Satu keluarga wisatawan dilaporkan meninggal dunia di dalam tenda penginapan mereka saat tengah menghabiskan waktu liburan.
Peristiwa tragis yang masih diselimuti misteri ini langsung memantik perhatian publik dan menjadi perbincangan hangat di media sosial.
Kronologi Penemuan Korban
Insiden memilukan ini pertama kali terungkap dari kecurigaan petugas tempat wisata setempat.
Awalnya, petugas bermaksud memanggil keluarga tersebut. Namun, setelah dipanggil berulang kali, sama sekali tidak ada respons dari dalam tenda.
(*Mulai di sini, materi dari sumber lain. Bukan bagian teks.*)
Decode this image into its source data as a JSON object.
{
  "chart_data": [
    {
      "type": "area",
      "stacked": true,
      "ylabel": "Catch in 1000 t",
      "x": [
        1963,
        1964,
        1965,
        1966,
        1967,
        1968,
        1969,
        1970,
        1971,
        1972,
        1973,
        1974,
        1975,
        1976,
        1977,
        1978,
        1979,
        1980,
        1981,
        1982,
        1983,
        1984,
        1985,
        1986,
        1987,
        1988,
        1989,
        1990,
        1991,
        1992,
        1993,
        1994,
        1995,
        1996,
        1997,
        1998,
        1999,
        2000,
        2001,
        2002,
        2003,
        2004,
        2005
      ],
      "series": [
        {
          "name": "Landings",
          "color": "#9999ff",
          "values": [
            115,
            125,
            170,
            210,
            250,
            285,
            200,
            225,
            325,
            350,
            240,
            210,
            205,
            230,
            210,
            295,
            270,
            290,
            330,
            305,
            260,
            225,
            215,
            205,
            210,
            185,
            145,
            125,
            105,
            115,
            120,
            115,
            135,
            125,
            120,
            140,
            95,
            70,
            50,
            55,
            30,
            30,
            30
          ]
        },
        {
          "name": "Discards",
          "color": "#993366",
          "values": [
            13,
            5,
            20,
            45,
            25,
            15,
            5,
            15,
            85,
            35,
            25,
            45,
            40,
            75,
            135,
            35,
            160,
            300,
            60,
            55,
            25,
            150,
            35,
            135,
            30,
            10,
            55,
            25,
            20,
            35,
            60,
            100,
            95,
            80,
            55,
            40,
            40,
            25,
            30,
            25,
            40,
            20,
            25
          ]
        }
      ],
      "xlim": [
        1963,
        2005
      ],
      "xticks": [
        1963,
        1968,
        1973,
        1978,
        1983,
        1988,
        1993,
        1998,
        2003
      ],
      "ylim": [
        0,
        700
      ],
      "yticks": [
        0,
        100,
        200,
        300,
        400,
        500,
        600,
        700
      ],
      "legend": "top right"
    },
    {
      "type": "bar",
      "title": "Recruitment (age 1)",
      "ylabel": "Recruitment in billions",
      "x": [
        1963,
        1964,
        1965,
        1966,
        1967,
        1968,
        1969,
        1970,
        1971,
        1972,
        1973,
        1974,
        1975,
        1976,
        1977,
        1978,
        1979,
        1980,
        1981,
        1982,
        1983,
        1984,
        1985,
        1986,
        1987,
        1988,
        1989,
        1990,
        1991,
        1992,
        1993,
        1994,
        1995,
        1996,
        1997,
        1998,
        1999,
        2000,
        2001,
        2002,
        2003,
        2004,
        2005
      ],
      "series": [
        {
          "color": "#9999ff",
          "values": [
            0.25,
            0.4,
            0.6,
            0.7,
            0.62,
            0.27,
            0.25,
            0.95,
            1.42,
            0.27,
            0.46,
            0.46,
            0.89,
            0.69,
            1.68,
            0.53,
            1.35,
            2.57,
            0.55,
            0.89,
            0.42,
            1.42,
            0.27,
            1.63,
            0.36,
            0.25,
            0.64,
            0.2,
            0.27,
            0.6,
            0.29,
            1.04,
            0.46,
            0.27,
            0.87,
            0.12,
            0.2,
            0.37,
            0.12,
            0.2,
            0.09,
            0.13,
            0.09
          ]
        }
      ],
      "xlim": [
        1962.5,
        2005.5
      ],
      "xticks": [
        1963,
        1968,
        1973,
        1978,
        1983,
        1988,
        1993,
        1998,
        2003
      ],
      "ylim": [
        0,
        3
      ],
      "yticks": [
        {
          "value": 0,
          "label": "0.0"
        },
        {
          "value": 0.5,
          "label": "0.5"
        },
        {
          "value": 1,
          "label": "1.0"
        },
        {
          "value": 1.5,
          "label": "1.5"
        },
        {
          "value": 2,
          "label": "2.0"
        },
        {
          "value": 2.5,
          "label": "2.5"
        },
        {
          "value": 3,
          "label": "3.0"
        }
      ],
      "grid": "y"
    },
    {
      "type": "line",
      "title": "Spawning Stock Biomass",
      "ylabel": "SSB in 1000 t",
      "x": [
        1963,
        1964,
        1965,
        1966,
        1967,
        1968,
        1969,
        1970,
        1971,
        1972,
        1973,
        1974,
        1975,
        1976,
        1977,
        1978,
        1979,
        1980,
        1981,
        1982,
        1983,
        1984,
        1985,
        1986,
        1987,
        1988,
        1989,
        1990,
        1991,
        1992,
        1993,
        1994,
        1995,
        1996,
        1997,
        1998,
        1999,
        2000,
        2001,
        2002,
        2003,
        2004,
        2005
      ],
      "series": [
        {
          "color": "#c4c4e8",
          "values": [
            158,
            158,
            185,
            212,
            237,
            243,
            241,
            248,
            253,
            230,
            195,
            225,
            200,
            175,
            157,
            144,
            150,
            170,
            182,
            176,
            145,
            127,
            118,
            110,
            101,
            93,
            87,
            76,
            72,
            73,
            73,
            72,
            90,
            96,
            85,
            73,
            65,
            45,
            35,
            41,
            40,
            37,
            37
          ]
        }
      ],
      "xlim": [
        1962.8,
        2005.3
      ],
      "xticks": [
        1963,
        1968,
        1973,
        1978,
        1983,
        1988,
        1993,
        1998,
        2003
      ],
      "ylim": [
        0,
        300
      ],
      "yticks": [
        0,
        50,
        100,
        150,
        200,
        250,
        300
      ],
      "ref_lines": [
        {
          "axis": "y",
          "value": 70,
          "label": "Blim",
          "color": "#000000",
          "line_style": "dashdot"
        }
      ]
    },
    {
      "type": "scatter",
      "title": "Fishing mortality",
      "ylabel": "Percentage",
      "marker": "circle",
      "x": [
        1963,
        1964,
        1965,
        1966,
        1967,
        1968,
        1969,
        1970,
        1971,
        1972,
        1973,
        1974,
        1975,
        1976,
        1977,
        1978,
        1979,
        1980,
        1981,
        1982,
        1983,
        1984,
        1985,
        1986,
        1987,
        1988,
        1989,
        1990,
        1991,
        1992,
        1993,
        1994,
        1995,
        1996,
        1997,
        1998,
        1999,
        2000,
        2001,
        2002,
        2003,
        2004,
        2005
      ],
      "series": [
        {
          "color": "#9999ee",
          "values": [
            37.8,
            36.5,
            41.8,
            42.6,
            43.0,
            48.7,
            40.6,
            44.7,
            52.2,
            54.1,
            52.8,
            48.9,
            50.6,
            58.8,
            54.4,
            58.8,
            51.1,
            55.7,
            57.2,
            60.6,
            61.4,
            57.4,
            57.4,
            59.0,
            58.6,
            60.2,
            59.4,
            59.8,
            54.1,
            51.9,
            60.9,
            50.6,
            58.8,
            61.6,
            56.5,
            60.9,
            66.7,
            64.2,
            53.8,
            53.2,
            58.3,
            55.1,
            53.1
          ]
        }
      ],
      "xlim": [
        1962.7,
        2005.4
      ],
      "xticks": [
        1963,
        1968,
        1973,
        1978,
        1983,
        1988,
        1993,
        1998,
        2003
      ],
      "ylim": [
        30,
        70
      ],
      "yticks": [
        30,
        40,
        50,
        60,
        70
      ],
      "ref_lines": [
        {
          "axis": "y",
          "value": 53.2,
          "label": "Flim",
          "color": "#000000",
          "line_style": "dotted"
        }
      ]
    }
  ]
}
Saat dilakukan pengecekan lebih lanjut ke dalam area glamping, satu keluarga tersebut ditemukan sudah dalam kondisi tidak bernyawa.
Dua Dugaan Utama Penyebab Kematian
Hingga saat ini, pihak kepolisian dan petugas berwajib masih terus mengusut tuntas penyebab pasti dari insiden maut tersebut.
Berdasarkan olah Tempat Kejadian Perkara (TKP) dan pemeriksaan awal, petugas membeberkan dua dugaan kuat yang menjadi pemicu tewasnya korban:
-
Dugaan Keracunan Makanan: Terdapat kemungkinan bahwa korban mengalami keracunan makanan. Sebagai langkah tindak lanjut, petugas telah mengamankan sampel sisa makanan korban dari lokasi kejadian dan membawanya ke laboratorium untuk diteliti kandungan zat di dalamnya.
-
Paparan Gas Karbon Monoksida (CO): Dugaan kedua yang sangat membahayakan adalah korban menghirup gas Karbon Monoksida (CO). Gas beracun dan tidak berbau ini diduga kuat bersumber dari aktivitas pembakaran kompor gas portabel (portable) yang digunakan oleh korban di dalam area tenda tertutup.
Pihak kepolisian masih menunggu hasil pengujian laboratorium dan penyelidikan lanjutan guna memastikan tabir misteri di balik tragedi liburan keluarga ini.